Bandbox And Lid, Engine Company No. 13, 1831–44
Block-printed on handmade paper, pasteboard support.
Gift of Eleanor and Sarah Hewitt. 1917-36-7-a,b
Some of the people involved with this object include
- H. Barnes (Maker)
- H. Barnes (Maker)
What is this?
Scene depicts firemen pulling Engine No. 13 toward a burning house. Yellow ground color, block printed in pink and white distemper colors and in olive green/brown with glossy finish. This design continues three times around the circumference of the box. Border paper around lid: on green ground, branching stem block-printed in white and pink.
Why is this important?
Popular between 1800 and 1850, bandboxes were originally designed to store and protect the ruffled and starched collar bands fashionable for men at the time. They were also used for transporting and storing hats and as general carry-alls. Bandboxes were generally constructed of pasteboard, while the more expensive models were composed of wood. The exteriors were covered with a layer of printed paper—either wallpaper or a design printed specifically for bandbox use. Occasionally, the box interior was lined with newspapers of the day.

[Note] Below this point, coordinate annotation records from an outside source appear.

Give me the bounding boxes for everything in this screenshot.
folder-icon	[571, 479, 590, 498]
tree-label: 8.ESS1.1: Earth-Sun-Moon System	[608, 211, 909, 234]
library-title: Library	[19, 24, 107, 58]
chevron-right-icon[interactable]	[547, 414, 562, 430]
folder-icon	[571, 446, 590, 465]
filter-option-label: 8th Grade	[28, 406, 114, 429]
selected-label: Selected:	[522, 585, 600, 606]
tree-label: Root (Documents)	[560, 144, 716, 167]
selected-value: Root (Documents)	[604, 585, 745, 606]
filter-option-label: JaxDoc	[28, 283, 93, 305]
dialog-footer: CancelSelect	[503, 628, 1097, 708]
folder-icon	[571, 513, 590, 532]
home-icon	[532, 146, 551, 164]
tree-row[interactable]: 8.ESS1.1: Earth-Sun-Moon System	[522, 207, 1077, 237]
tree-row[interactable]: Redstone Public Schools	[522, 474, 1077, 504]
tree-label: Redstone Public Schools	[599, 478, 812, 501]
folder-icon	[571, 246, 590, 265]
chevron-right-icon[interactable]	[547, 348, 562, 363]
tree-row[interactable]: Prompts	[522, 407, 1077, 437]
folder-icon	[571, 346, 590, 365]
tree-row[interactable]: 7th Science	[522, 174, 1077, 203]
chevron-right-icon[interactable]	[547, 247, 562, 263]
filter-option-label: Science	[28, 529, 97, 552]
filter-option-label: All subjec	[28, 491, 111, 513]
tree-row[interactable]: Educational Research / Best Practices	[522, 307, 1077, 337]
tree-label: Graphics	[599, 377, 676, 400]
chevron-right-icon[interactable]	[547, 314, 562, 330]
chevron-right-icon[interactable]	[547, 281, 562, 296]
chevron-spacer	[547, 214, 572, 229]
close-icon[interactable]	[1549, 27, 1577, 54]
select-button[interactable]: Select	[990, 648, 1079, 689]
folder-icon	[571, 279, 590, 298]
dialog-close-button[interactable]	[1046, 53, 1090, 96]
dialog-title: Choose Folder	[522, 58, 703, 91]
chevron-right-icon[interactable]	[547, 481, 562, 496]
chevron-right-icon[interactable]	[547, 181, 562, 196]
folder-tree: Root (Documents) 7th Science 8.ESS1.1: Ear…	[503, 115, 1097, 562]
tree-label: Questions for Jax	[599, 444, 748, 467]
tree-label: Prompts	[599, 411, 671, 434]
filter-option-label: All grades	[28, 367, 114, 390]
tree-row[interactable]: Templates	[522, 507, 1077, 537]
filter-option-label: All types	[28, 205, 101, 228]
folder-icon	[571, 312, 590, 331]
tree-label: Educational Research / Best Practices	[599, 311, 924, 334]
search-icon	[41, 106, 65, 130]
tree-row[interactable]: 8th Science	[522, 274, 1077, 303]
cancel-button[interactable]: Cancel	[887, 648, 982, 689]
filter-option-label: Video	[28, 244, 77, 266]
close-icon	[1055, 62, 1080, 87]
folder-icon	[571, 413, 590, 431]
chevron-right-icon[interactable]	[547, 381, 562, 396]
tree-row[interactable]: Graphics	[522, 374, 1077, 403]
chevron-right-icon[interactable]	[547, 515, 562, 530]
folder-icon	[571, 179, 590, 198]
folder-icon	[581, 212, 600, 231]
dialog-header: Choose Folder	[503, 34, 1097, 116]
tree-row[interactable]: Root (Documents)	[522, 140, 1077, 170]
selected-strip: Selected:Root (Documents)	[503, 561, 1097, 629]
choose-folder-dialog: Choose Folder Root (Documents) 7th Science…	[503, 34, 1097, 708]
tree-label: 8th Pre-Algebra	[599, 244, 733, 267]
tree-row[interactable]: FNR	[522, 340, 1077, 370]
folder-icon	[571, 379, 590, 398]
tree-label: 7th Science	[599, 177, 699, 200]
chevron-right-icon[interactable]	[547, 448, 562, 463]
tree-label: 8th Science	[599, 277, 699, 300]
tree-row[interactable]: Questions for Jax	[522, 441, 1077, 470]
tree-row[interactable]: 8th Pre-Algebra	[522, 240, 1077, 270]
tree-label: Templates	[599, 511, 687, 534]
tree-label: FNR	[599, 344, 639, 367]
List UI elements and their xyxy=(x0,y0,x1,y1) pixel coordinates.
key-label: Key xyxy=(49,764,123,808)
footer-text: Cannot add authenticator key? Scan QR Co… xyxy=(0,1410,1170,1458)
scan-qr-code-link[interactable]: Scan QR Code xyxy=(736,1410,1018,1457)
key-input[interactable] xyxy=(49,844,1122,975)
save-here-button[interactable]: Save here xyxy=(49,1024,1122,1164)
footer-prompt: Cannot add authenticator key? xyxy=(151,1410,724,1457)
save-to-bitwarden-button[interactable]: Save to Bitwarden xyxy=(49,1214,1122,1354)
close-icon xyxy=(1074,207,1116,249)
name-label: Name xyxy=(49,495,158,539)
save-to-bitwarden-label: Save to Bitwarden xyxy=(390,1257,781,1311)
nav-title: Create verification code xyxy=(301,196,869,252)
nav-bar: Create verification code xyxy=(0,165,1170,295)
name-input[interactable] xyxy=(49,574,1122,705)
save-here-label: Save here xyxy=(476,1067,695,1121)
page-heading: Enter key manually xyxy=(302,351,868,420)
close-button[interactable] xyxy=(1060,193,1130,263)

During the 1830s and 1840s, many boxes began sporting scenes of travel and historic events. This bandbox features a fire engine that was received by Eagle Engine Company No. 13 of New York City in 1830. Painted black, with gold striping and silver-plated brass-work, it was a man-powered tub engine in which the stream of water came from the goose-neck pipe on top of the air chamber. Fire extinguishers of this type were patented by Richard Newsham of England sometime between 1721 and 1725, and the style continued both here and abroad until well into the early part of the nineteenth century. Most engine carts were hand-pulled until the mid-nineteenth century. The first steam-powered engine was built in London in 1829 and was horse-drawn. Two members of Engine Company No. 13 were killed putting out a blaze on Pearl Street in 1834, and a huge funeral procession made up of relatives, firefighters, and members of the public escorted the bodies up Broadway to the cemetery.